The plan also calls for construction sites to limit activity that creates large amounts of dust and asks industrial companies to reduce emissions. Residents are advised to stay indoors and use public transport if they need to go out, while primary schools should reduce outdoor activities, Xinhua said.

Highways closed, flights delayed, social unrest stirred… however, there is some good news. The AQI has remained below 400 for each of the last five hours:

And we can see the literal (blue) light at the end of the tunnel, thanks to Xinhua:

The pollution is expected to engulf Beijing until Wednesday, when wind will arrive to blow the smog away, according to a weather report from the meteorological station.

Hang in there, everybody. We’re gonna make it.

UPDATE, 2:51 pm: Counterpoint:

Beijing Orders Official Cars Off Roads to Curb Pollution (Bloomberg)

2 Responses to “This Pollution Might Be Killing People”

  1. wafflestomp

    Yeah just wait for the wind to blow it away to other areas. Don’t bother trying to fix it. Stay classy China!

    Reply
  2. KopyKatKiller

    What they should do, and never will do, is stop all traffic, construction, and local factories until the PM 2.5 reaches 35 microns per cubic meter, which is still dangerous, but much better than 888! Also, make a law requiring electric vehicles only within the next 5 years.

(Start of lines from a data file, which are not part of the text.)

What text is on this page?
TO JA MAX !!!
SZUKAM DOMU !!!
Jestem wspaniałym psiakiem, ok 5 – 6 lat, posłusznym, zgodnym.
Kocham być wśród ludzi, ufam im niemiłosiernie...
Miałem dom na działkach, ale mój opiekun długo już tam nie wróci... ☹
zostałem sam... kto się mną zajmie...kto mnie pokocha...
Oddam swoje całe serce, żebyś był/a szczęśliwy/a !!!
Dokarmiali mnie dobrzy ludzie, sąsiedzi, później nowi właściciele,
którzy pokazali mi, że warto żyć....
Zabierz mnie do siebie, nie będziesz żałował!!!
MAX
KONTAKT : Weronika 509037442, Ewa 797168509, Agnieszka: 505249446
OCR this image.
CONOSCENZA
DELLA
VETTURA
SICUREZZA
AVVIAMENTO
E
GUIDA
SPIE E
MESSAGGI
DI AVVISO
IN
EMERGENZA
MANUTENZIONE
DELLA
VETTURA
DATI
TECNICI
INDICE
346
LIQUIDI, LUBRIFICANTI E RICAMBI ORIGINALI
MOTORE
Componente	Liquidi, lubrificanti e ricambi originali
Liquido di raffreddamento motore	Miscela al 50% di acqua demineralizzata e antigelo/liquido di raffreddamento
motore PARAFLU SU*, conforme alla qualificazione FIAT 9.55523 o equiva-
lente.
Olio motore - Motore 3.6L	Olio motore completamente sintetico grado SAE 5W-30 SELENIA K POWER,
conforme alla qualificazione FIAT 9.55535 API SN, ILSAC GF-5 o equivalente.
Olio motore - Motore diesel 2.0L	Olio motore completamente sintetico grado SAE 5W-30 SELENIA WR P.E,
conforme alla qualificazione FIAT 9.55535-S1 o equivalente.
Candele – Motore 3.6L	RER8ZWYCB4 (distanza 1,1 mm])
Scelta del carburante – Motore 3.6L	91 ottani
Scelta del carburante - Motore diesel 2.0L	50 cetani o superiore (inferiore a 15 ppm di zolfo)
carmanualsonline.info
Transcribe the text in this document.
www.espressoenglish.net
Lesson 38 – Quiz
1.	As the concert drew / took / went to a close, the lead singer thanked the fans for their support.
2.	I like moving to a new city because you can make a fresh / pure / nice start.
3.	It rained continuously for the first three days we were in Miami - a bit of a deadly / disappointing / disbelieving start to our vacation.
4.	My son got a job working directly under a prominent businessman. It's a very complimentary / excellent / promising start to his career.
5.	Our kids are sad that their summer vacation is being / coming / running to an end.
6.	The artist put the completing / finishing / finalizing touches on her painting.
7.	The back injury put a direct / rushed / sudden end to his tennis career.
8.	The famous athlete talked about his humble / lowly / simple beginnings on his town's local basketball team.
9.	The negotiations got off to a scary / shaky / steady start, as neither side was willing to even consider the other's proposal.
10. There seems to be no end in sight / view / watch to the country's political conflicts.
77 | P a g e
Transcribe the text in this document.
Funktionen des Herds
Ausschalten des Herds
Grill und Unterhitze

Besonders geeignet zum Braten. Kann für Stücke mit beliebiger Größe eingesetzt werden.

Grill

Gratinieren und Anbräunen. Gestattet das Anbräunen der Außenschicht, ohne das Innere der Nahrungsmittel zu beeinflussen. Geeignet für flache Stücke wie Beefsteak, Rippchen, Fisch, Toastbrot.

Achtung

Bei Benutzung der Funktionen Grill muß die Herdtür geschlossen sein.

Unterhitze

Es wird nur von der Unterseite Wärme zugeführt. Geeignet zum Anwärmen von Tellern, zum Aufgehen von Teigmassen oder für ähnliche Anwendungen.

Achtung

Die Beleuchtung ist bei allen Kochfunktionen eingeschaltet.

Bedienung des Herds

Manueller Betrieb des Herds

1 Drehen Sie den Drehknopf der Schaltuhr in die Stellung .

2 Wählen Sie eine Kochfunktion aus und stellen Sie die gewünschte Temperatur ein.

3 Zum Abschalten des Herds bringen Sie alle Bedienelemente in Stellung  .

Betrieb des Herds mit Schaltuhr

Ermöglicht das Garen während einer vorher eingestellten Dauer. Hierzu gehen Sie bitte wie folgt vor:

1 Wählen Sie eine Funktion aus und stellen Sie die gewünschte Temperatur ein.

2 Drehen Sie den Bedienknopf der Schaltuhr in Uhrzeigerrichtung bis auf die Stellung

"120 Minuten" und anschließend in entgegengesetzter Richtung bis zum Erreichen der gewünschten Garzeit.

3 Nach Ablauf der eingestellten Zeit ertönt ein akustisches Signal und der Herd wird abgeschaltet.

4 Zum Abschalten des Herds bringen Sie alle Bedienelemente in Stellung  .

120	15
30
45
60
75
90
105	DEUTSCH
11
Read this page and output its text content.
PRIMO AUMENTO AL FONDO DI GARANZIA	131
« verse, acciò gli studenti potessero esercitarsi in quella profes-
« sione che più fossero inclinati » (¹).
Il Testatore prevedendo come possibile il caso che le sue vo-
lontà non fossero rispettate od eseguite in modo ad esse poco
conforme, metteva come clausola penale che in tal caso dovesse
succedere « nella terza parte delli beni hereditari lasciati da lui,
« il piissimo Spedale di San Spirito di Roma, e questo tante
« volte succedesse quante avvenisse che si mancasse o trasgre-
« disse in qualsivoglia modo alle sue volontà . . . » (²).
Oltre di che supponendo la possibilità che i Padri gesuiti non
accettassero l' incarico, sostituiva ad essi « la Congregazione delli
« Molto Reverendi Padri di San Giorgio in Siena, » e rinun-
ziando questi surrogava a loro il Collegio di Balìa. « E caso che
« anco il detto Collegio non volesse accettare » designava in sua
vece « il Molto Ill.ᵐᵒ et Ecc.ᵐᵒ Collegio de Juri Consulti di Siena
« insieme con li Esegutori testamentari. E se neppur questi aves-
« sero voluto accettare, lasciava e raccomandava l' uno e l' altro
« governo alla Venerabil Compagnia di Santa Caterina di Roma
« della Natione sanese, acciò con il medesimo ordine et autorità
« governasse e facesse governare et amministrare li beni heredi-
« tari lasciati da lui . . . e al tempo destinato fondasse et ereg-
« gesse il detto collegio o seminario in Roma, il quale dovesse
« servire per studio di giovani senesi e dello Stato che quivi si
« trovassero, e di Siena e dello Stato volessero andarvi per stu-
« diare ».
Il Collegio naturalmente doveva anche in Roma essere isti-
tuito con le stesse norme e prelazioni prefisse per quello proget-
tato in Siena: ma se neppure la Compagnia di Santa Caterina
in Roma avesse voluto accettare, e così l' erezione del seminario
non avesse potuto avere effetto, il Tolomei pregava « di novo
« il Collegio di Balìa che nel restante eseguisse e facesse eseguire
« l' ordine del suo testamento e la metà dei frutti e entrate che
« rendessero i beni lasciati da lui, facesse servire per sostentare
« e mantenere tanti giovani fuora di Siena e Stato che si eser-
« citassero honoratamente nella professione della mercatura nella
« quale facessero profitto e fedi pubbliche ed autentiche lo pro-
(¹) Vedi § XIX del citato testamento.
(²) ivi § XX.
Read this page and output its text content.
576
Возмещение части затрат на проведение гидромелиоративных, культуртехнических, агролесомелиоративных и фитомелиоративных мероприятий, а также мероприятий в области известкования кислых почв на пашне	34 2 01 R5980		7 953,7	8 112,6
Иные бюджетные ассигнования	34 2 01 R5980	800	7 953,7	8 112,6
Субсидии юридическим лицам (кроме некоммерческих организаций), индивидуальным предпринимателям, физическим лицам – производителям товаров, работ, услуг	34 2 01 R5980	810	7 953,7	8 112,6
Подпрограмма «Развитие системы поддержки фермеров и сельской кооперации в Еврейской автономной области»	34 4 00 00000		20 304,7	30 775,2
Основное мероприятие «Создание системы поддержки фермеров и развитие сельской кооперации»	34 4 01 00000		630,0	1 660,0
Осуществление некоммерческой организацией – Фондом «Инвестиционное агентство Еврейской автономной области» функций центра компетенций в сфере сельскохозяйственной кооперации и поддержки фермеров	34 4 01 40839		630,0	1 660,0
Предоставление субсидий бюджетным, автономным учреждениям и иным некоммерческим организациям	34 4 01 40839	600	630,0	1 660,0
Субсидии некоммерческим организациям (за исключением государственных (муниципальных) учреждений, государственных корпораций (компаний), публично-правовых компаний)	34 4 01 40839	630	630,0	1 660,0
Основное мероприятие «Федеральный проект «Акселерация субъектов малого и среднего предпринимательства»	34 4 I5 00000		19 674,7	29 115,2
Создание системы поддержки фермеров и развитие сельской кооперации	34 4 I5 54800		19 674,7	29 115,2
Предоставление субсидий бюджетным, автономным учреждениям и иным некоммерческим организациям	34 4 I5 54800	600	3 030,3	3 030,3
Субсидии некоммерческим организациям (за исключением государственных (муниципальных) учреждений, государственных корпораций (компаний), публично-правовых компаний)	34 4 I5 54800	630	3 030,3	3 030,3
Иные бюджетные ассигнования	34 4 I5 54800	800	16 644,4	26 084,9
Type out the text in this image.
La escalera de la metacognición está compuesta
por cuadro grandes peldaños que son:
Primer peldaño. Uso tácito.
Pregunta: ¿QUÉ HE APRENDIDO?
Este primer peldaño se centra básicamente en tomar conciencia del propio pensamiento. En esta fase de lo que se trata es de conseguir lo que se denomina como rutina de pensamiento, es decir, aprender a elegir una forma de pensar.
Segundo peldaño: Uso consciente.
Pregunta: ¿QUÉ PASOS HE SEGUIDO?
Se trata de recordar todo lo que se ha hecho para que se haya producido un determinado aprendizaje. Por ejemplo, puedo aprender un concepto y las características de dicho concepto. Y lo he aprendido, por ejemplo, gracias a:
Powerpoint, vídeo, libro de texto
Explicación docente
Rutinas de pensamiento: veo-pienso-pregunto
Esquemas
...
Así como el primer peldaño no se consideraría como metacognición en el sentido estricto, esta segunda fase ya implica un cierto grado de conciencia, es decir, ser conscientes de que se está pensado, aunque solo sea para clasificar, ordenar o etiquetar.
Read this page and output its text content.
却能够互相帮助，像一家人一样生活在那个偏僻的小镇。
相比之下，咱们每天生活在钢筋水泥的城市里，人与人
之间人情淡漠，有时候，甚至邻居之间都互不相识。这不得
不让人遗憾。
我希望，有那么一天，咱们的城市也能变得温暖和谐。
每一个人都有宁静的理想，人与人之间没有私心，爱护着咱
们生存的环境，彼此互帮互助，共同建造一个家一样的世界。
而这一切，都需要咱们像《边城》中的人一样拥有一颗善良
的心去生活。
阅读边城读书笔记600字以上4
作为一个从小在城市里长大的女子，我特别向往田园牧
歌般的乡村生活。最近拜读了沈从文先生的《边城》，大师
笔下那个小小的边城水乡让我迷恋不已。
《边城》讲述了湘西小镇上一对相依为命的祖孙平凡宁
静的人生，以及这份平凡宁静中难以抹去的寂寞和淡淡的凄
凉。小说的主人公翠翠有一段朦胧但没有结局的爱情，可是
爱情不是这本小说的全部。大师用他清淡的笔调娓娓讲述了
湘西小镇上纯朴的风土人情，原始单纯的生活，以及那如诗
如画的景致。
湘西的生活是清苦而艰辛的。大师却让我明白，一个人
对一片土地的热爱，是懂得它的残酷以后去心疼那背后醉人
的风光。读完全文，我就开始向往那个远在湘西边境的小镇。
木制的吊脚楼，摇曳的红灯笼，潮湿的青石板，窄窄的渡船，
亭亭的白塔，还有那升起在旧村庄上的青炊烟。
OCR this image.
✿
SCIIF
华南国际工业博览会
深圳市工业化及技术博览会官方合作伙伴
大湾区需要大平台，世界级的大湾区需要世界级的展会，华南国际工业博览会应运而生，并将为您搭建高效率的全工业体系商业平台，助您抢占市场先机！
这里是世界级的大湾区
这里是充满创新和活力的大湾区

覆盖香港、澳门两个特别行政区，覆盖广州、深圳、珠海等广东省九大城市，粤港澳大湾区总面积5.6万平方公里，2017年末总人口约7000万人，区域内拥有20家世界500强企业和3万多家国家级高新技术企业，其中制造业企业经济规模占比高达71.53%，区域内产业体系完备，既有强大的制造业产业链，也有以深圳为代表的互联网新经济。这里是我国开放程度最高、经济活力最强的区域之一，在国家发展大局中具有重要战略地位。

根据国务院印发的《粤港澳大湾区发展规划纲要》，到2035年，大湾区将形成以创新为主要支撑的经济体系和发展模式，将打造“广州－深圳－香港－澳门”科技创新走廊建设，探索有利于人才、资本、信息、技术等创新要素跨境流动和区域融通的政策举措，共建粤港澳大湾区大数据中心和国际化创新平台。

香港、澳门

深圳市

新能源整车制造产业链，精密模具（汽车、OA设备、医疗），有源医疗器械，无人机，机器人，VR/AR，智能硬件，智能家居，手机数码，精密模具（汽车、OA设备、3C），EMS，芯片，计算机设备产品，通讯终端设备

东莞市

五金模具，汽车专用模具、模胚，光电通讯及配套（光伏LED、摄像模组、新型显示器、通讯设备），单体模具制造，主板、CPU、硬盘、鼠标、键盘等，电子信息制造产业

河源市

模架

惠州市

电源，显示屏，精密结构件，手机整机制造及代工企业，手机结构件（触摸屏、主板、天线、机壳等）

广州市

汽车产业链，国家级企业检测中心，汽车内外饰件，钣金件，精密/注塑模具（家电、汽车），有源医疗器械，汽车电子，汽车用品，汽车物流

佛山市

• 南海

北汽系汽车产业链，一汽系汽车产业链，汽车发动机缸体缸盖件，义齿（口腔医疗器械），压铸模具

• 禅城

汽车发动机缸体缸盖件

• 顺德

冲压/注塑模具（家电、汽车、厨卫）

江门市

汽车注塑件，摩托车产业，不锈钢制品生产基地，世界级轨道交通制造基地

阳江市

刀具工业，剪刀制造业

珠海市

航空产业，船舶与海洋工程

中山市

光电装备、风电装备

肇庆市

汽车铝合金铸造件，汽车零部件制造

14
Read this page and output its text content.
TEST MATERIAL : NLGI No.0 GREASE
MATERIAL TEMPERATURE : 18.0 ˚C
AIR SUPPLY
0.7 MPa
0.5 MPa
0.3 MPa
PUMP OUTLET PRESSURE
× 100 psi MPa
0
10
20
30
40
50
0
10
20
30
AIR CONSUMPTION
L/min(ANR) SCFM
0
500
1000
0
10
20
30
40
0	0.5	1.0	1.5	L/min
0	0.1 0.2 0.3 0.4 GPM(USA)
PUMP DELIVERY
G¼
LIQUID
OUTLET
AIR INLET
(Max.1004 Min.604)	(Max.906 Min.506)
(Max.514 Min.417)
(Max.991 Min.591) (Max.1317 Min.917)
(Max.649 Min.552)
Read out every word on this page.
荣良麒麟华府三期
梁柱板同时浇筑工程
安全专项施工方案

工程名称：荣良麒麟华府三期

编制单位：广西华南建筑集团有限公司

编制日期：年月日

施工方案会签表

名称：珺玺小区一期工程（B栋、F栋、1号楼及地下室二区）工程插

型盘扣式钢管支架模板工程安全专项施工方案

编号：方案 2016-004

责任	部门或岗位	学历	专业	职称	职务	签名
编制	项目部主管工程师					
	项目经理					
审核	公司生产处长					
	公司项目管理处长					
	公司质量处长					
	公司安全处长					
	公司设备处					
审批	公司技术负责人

    I am not sure about Beijing, but in Shanghai, the government actions licence plates to limit, they say, the amount of vehicles on the roads, but in reality, such limitations just mean more cars carrying out of town plates. So having an in-town only plate policy would do wonders in Shanghai at least.

    Another measure to combat air pollution and alleviate the dangers on Chinese city roads would be to start strictly enforcing road rules and banning drivers for point losses 1st offence 6 months, 2nd 1 year, 3rd 3 years. This would empty city streets in a hurry.

    Another solution would be to follow and enforce the emissions standards of developed cities like Tokyo that have far more people and far more cars than Beijing or Shanghai (greater Tokyo has about 30 million). The air in Tokyo is easily 100 times cleaner than Beijing or Shanghai on it’s dirtiest day (coincidentally, bad air in Tokyo typically comes from, you guessed it, China!). Also, developing better public transport, like Tokyo, would also help. (Did you know you can see the Tokyo Sky Tree up to 70 km away?! The Pudong towers are sometimes invisible from across the HongPu! And are only visible 30 km away about 3 days a year!)

    And perhaps the most important measure, which might actually be doable in this workers paradise would be to remove everyone who does not have a city registration from China’s cities and send them back to the farm. China is the worlds 3rd largest country with the world’s greatest number of people. Is there any damn reason why half of them should all live in 9 or 10 major cities? China does have “uninhabited zones” believe it or not. Send every waidiren home or to those zones and the air in Chinese cities would improve greatly.